Sarah LeCoultre, marketing manager from Neilson Estate Wines contacted TheShout to relay her experience at the recent ProWine China exhibition in Shanghai.

“We met the head of their local team, Willa, at ProWine. She was very nice, tasted our wines and told us that she was about educating people on Australian wines and as such, was unable to help us or provide services to us in any way. I’m wondering how she can effectively educate if she is not willing to work with and actively assist a range of Australian wineries in China?” LeCoultre told TheShout.

“Regarding the response by Louisa [Aherne] that Wine Australia does not do trade shows that are not tried and tested – although this is the first ProWine in China, surely the ProWein brand is tried and tested?

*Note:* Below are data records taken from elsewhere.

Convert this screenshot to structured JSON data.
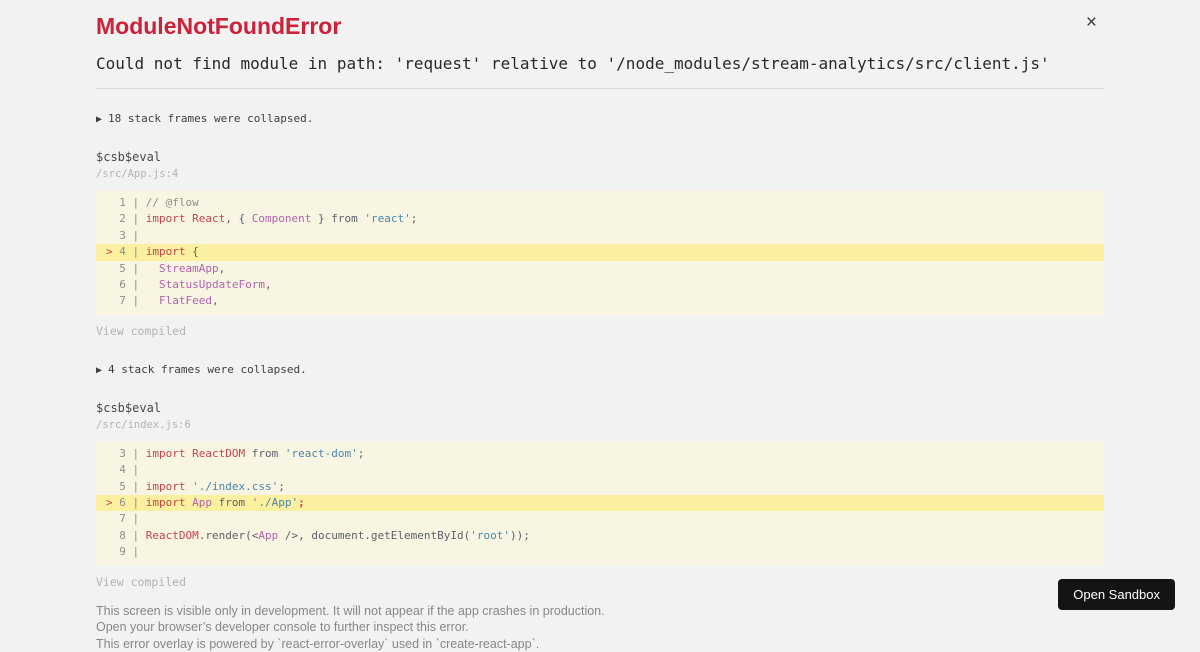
{
  "colors": {
    "page_background": "#f2f2f2",
    "title_red": "#cc2139",
    "keyword_red": "#c7444a",
    "identifier_purple": "#b263ae",
    "string_blue": "#4886ad",
    "code_gray": "#5c6166",
    "code_block_background": "#f9f5e3",
    "highlight_line_background": "#faf0a0",
    "button_background": "#141414",
    "button_text": "#ffffff",
    "footer_gray": "#84888b"
  },
  "header": {
    "title": "ModuleNotFoundError",
    "close_icon": "×",
    "message": "Could not find module in path: 'request' relative to '/node_modules/stream-analytics/src/client.js'"
  },
  "sections": [
    {
      "toggle": {
        "icon": "▶",
        "label": "18 stack frames were collapsed."
      },
      "frame_function": "$csb$eval",
      "frame_location": "/src/App.js:4",
      "view_compiled_label": "View compiled",
      "code_lines": [
        {
          "highlight": false,
          "tokens": [
            {
              "t": "  1 | ",
              "c": "ln"
            },
            {
              "t": "// @flow",
              "c": "com"
            }
          ]
        },
        {
          "highlight": false,
          "tokens": [
            {
              "t": "  2 | ",
              "c": "ln"
            },
            {
              "t": "import",
              "c": "kw"
            },
            {
              "t": " ",
              "c": "pln"
            },
            {
              "t": "React",
              "c": "kw"
            },
            {
              "t": ", { ",
              "c": "pln"
            },
            {
              "t": "Component",
              "c": "id"
            },
            {
              "t": " } from ",
              "c": "pln"
            },
            {
              "t": "'react'",
              "c": "str"
            },
            {
              "t": ";",
              "c": "pln"
            }
          ]
        },
        {
          "highlight": false,
          "tokens": [
            {
              "t": "  3 | ",
              "c": "ln"
            }
          ]
        },
        {
          "highlight": true,
          "tokens": [
            {
              "t": "> ",
              "c": "mk"
            },
            {
              "t": "4 | ",
              "c": "ln"
            },
            {
              "t": "import",
              "c": "kw"
            },
            {
              "t": " {",
              "c": "pln"
            }
          ]
        },
        {
          "highlight": false,
          "tokens": [
            {
              "t": "  5 | ",
              "c": "ln"
            },
            {
              "t": "  ",
              "c": "pln"
            },
            {
              "t": "StreamApp",
              "c": "id"
            },
            {
              "t": ",",
              "c": "pln"
            }
          ]
        },
        {
          "highlight": false,
          "tokens": [
            {
              "t": "  6 | ",
              "c": "ln"
            },
            {
              "t": "  ",
              "c": "pln"
            },
            {
              "t": "StatusUpdateForm",
              "c": "id"
            },
            {
              "t": ",",
              "c": "pln"
            }
          ]
        },
        {
          "highlight": false,
          "tokens": [
            {
              "t": "  7 | ",
              "c": "ln"
            },
            {
              "t": "  ",
              "c": "pln"
            },
            {
              "t": "FlatFeed",
              "c": "id"
            },
            {
              "t": ",",
              "c": "pln"
            }
          ]
        }
      ]
    },
    {
      "toggle": {
        "icon": "▶",
        "label": "4 stack frames were collapsed."
      },
      "frame_function": "$csb$eval",
      "frame_location": "/src/index.js:6",
      "view_compiled_label": "View compiled",
      "code_lines": [
        {
          "highlight": false,
          "tokens": [
            {
              "t": "  3 | ",
              "c": "ln"
            },
            {
              "t": "import",
              "c": "kw"
            },
            {
              "t": " ",
              "c": "pln"
            },
            {
              "t": "ReactDOM",
              "c": "kw"
            },
            {
              "t": " from ",
              "c": "pln"
            },
            {
              "t": "'react-dom'",
              "c": "str"
            },
            {
              "t": ";",
              "c": "pln"
            }
          ]
        },
        {
          "highlight": false,
          "tokens": [
            {
              "t": "  4 | ",
              "c": "ln"
            }
          ]
        },
        {
          "highlight": false,
          "tokens": [
            {
              "t": "  5 | ",
              "c": "ln"
            },
            {
              "t": "import",
              "c": "kw"
            },
            {
              "t": " ",
              "c": "pln"
            },
            {
              "t": "'./index.css'",
              "c": "str"
            },
            {
              "t": ";",
              "c": "pln"
            }
          ]
        },
        {
          "highlight": true,
          "tokens": [
            {
              "t": "> ",
              "c": "mk"
            },
            {
              "t": "6 | ",
              "c": "ln"
            },
            {
              "t": "import",
              "c": "kw"
            },
            {
              "t": " ",
              "c": "pln"
            },
            {
              "t": "App",
              "c": "id"
            },
            {
              "t": " from ",
              "c": "pln"
            },
            {
              "t": "'./App'",
              "c": "str"
            },
            {
              "t": ";",
              "c": "err"
            }
          ]
        },
        {
          "highlight": false,
          "tokens": [
            {
              "t": "  7 | ",
              "c": "ln"
            }
          ]
        },
        {
          "highlight": false,
          "tokens": [
            {
              "t": "  8 | ",
              "c": "ln"
            },
            {
              "t": "ReactDOM",
              "c": "kw"
            },
            {
              "t": ".render(<",
              "c": "pln"
            },
            {
              "t": "App",
              "c": "id"
            },
            {
              "t": " />, document.getElementById(",
              "c": "pln"
            },
            {
              "t": "'root'",
              "c": "str"
            },
            {
              "t": "));",
              "c": "pln"
            }
          ]
        },
        {
          "highlight": false,
          "tokens": [
            {
              "t": "  9 | ",
              "c": "ln"
            }
          ]
        }
      ]
    }
  ],
  "footer": {
    "lines": [
      "This screen is visible only in development. It will not appear if the app crashes in production.",
      "Open your browser’s developer console to further inspect this error.",
      "This error overlay is powered by `react-error-overlay` used in `create-react-app`."
    ]
  },
  "open_sandbox_button": {
    "label": "Open Sandbox"
  }
}
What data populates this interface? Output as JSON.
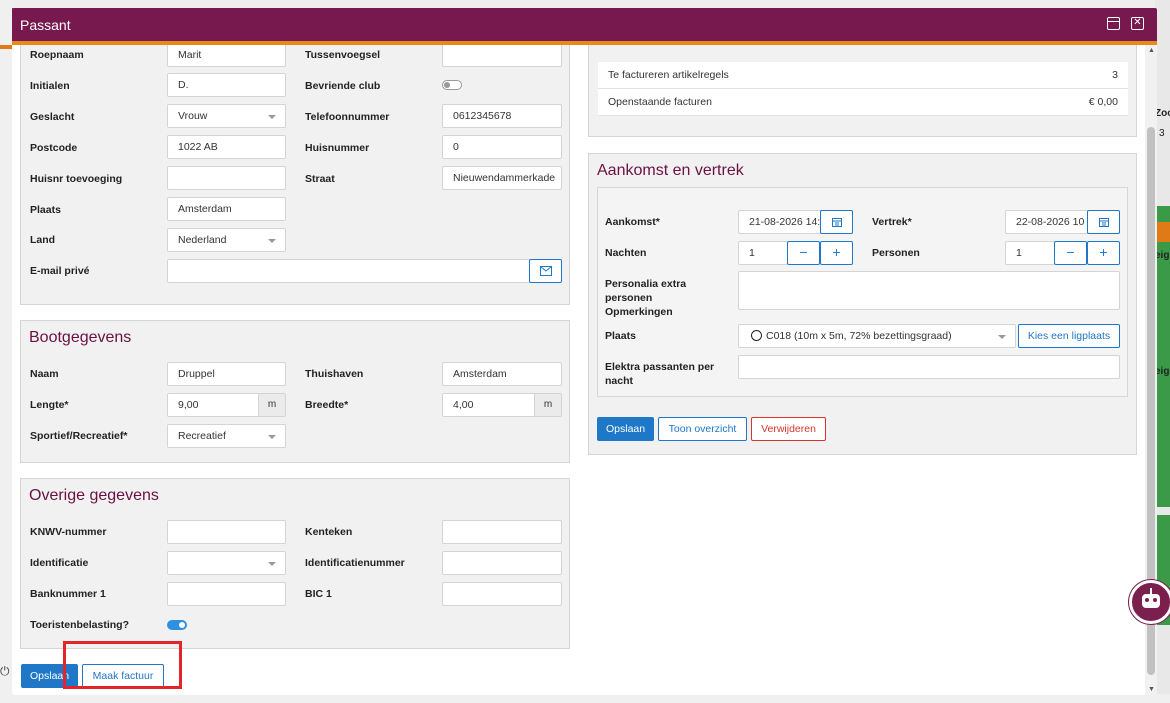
{
  "modal": {
    "title": "Passant"
  },
  "personal": {
    "fields": [
      {
        "label": "Roepnaam",
        "value": "Marit"
      },
      {
        "label": "Tussenvoegsel",
        "value": ""
      },
      {
        "label": "Initialen",
        "value": "D."
      },
      {
        "label": "Bevriende club",
        "value": ""
      },
      {
        "label": "Geslacht",
        "value": "Vrouw"
      },
      {
        "label": "Telefoonnummer",
        "value": "0612345678"
      },
      {
        "label": "Postcode",
        "value": "1022 AB"
      },
      {
        "label": "Huisnummer",
        "value": "0"
      },
      {
        "label": "Huisnr toevoeging",
        "value": ""
      },
      {
        "label": "Straat",
        "value": "Nieuwendammerkade"
      },
      {
        "label": "Plaats",
        "value": "Amsterdam"
      },
      {
        "label": "Land",
        "value": "Nederland"
      },
      {
        "label": "E-mail privé",
        "value": ""
      }
    ],
    "bevriende_club_on": false
  },
  "boat": {
    "title": "Bootgegevens",
    "naam_label": "Naam",
    "naam": "Druppel",
    "thuishaven_label": "Thuishaven",
    "thuishaven": "Amsterdam",
    "lengte_label": "Lengte*",
    "lengte": "9,00",
    "lengte_unit": "m",
    "breedte_label": "Breedte*",
    "breedte": "4,00",
    "breedte_unit": "m",
    "sport_label": "Sportief/Recreatief*",
    "sport": "Recreatief"
  },
  "other": {
    "title": "Overige gegevens",
    "knwv_label": "KNWV-nummer",
    "knwv": "",
    "kenteken_label": "Kenteken",
    "kenteken": "",
    "ident_label": "Identificatie",
    "ident": "",
    "identnr_label": "Identificatienummer",
    "identnr": "",
    "bank_label": "Banknummer 1",
    "bank": "",
    "bic_label": "BIC 1",
    "bic": "",
    "toerist_label": "Toeristenbelasting?",
    "toerist_on": true
  },
  "footer": {
    "save": "Opslaan",
    "invoice": "Maak factuur"
  },
  "summary": [
    {
      "label": "Te factureren artikelregels",
      "value": "3"
    },
    {
      "label": "Openstaande facturen",
      "value": "€ 0,00"
    }
  ],
  "stay": {
    "title": "Aankomst en vertrek",
    "aankomst_label": "Aankomst*",
    "aankomst": "21-08-2026 14:",
    "vertrek_label": "Vertrek*",
    "vertrek": "22-08-2026 10",
    "nachten_label": "Nachten",
    "nachten": "1",
    "personen_label": "Personen",
    "personen": "1",
    "personalia_label": "Personalia extra personen Opmerkingen",
    "personalia": "",
    "plaats_label": "Plaats",
    "plaats": "C018 (10m x 5m, 72% bezettingsgraad)",
    "kies_label": "Kies een ligplaats",
    "elektra_label": "Elektra passanten per nacht",
    "elektra": "",
    "save": "Opslaan",
    "overview": "Toon overzicht",
    "delete": "Verwijderen"
  },
  "background": {
    "right_top": "Zoo",
    "right_num": "3",
    "right_label": "eig"
  }
}
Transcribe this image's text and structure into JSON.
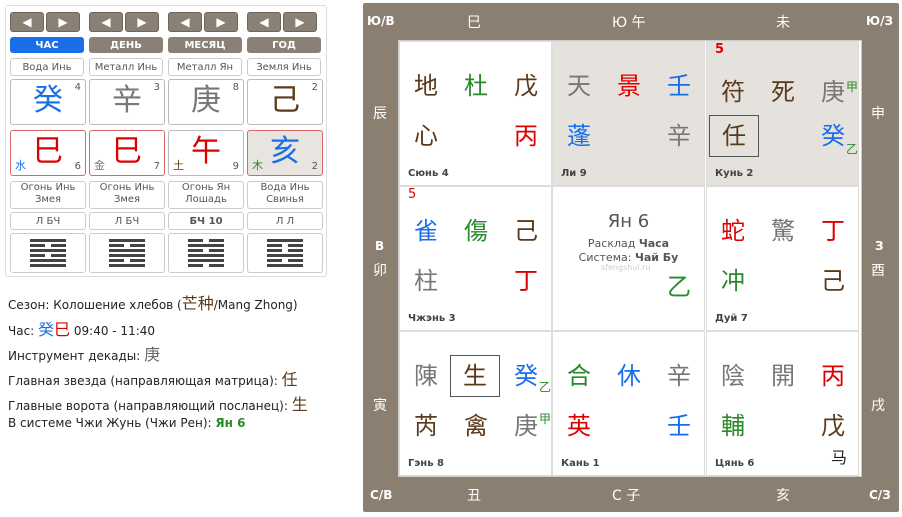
{
  "nav": [
    "◀",
    "▶"
  ],
  "tabs": [
    {
      "label": "ЧАС",
      "active": true
    },
    {
      "label": "ДЕНЬ",
      "active": false
    },
    {
      "label": "МЕСЯЦ",
      "active": false
    },
    {
      "label": "ГОД",
      "active": false
    }
  ],
  "stem_elements": [
    "Вода Инь",
    "Металл Инь",
    "Металл Ян",
    "Земля Инь"
  ],
  "stems": [
    {
      "glyph": "癸",
      "num": "4",
      "color": "#1a6ee8"
    },
    {
      "glyph": "辛",
      "num": "3",
      "color": "#777"
    },
    {
      "glyph": "庚",
      "num": "8",
      "color": "#777"
    },
    {
      "glyph": "己",
      "num": "2",
      "color": "#5a3a1a"
    }
  ],
  "branches": [
    {
      "glyph": "巳",
      "num": "6",
      "elem": "水",
      "elem_color": "#1a6ee8",
      "color": "#d00"
    },
    {
      "glyph": "巳",
      "num": "7",
      "elem": "金",
      "elem_color": "#777",
      "color": "#d00"
    },
    {
      "glyph": "午",
      "num": "9",
      "elem": "土",
      "elem_color": "#5a3a1a",
      "color": "#d00"
    },
    {
      "glyph": "亥",
      "num": "2",
      "elem": "木",
      "elem_color": "#2a8a2a",
      "color": "#1a6ee8"
    }
  ],
  "animals": [
    [
      "Огонь Инь",
      "Змея"
    ],
    [
      "Огонь Инь",
      "Змея"
    ],
    [
      "Огонь Ян",
      "Лошадь"
    ],
    [
      "Вода Инь",
      "Свинья"
    ]
  ],
  "small": [
    "Л БЧ",
    "Л БЧ",
    "БЧ 10",
    "Л Л"
  ],
  "info": {
    "season_label": "Сезон: Колошение хлебов (",
    "season_cn": "芒种",
    "season_tail": "/Mang Zhong)",
    "hour_label": "Час: ",
    "hour_g1": "癸",
    "hour_g2": "巳",
    "hour_time": " 09:40 - 11:40",
    "decade_label": "Инструмент декады: ",
    "decade_val": "庚",
    "star_label": "Главная звезда (направляющая матрица): ",
    "star_val": "任",
    "gate_label": "Главные ворота (направляющий посланец): ",
    "gate_val": "生",
    "sys_label": "В системе Чжи Жунь (Чжи Рен): ",
    "sys_val": "Ян 6"
  },
  "board": {
    "nw": "Ю/В",
    "ne": "Ю/З",
    "sw": "С/В",
    "se": "С/З",
    "top": [
      "巳",
      "Ю 午",
      "未"
    ],
    "bottom": [
      "丑",
      "С 子",
      "亥"
    ],
    "left": [
      "辰",
      "В",
      "卯",
      "寅"
    ],
    "right": [
      "申",
      "З",
      "酉",
      "戌"
    ]
  },
  "palaces": {
    "xun": {
      "name": "Сюнь 4",
      "c": [
        [
          "地",
          "#5a3a1a"
        ],
        [
          "杜",
          "#2a8a2a"
        ],
        [
          "戊",
          "#5a3a1a"
        ],
        [
          "心",
          "#5a3a1a"
        ],
        [
          "丙",
          "#d00"
        ]
      ]
    },
    "li": {
      "name": "Ли 9",
      "c": [
        [
          "天",
          "#777"
        ],
        [
          "景",
          "#d00"
        ],
        [
          "壬",
          "#1a6ee8"
        ],
        [
          "蓬",
          "#1a6ee8"
        ],
        [
          "辛",
          "#777"
        ]
      ]
    },
    "kun": {
      "name": "Кунь 2",
      "num": "5",
      "c": [
        [
          "符",
          "#5a3a1a"
        ],
        [
          "死",
          "#5a3a1a"
        ],
        [
          "庚",
          "#777"
        ],
        [
          "甲",
          "#2a8a2a"
        ],
        [
          "任",
          "#5a3a1a"
        ],
        [
          "癸",
          "#1a6ee8"
        ],
        [
          "乙",
          "#2a8a2a"
        ]
      ]
    },
    "zhen": {
      "name": "Чжэнь 3",
      "num": "5",
      "c": [
        [
          "雀",
          "#1a6ee8"
        ],
        [
          "傷",
          "#2a8a2a"
        ],
        [
          "己",
          "#5a3a1a"
        ],
        [
          "柱",
          "#777"
        ],
        [
          "丁",
          "#d00"
        ]
      ]
    },
    "center": {
      "title": "Ян 6",
      "l1": "Расклад ",
      "l1b": "Часа",
      "l2": "Система: ",
      "l2b": "Чай Бу",
      "wm": "sfengshui.ru",
      "g": "乙"
    },
    "dui": {
      "name": "Дуй 7",
      "c": [
        [
          "蛇",
          "#d00"
        ],
        [
          "驚",
          "#777"
        ],
        [
          "丁",
          "#d00"
        ],
        [
          "冲",
          "#2a8a2a"
        ],
        [
          "己",
          "#5a3a1a"
        ]
      ]
    },
    "gen": {
      "name": "Гэнь 8",
      "c": [
        [
          "陳",
          "#777"
        ],
        [
          "生",
          "#5a3a1a"
        ],
        [
          "癸",
          "#1a6ee8"
        ],
        [
          "乙",
          "#2a8a2a"
        ],
        [
          "芮",
          "#5a3a1a"
        ],
        [
          "禽",
          "#5a3a1a"
        ],
        [
          "庚",
          "#777"
        ],
        [
          "甲",
          "#2a8a2a"
        ]
      ]
    },
    "kan": {
      "name": "Кань 1",
      "c": [
        [
          "合",
          "#2a8a2a"
        ],
        [
          "休",
          "#1a6ee8"
        ],
        [
          "辛",
          "#777"
        ],
        [
          "英",
          "#d00"
        ],
        [
          "壬",
          "#1a6ee8"
        ]
      ]
    },
    "qian": {
      "name": "Цянь 6",
      "c": [
        [
          "陰",
          "#777"
        ],
        [
          "開",
          "#777"
        ],
        [
          "丙",
          "#d00"
        ],
        [
          "輔",
          "#2a8a2a"
        ],
        [
          "戊",
          "#5a3a1a"
        ],
        [
          "马",
          "#222"
        ]
      ]
    }
  }
}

Given that equivalent trade shows in China are popular in an evidently emerging market, supporting this event seems more than reasonable.”

Ryan returned with broader criticism — — “[Wine Australia] need to completely take Hong Kong off their radar as far as entering the China market is concerned” — and an anonymous source described only as an “Australian visitor” finished things off by saying, “We have now gained new business in Australia from Chinese clients that we had never met but appreciate the time that I took to go and understand and study the market and listened and agreed to my observations. Unfortunately Wine Australia have no idea about the personal mechanism that works in the wine industry globally or the achievable outcomes can be achieved.”

Given a single complaint about a single trade show resulted in two stories about Wine Australia and its initiatives, this latest piece ought to keep The Shout busy through Chinese New Year. We may soon need a James Wells Carpal Tunnel Syndrome Fund.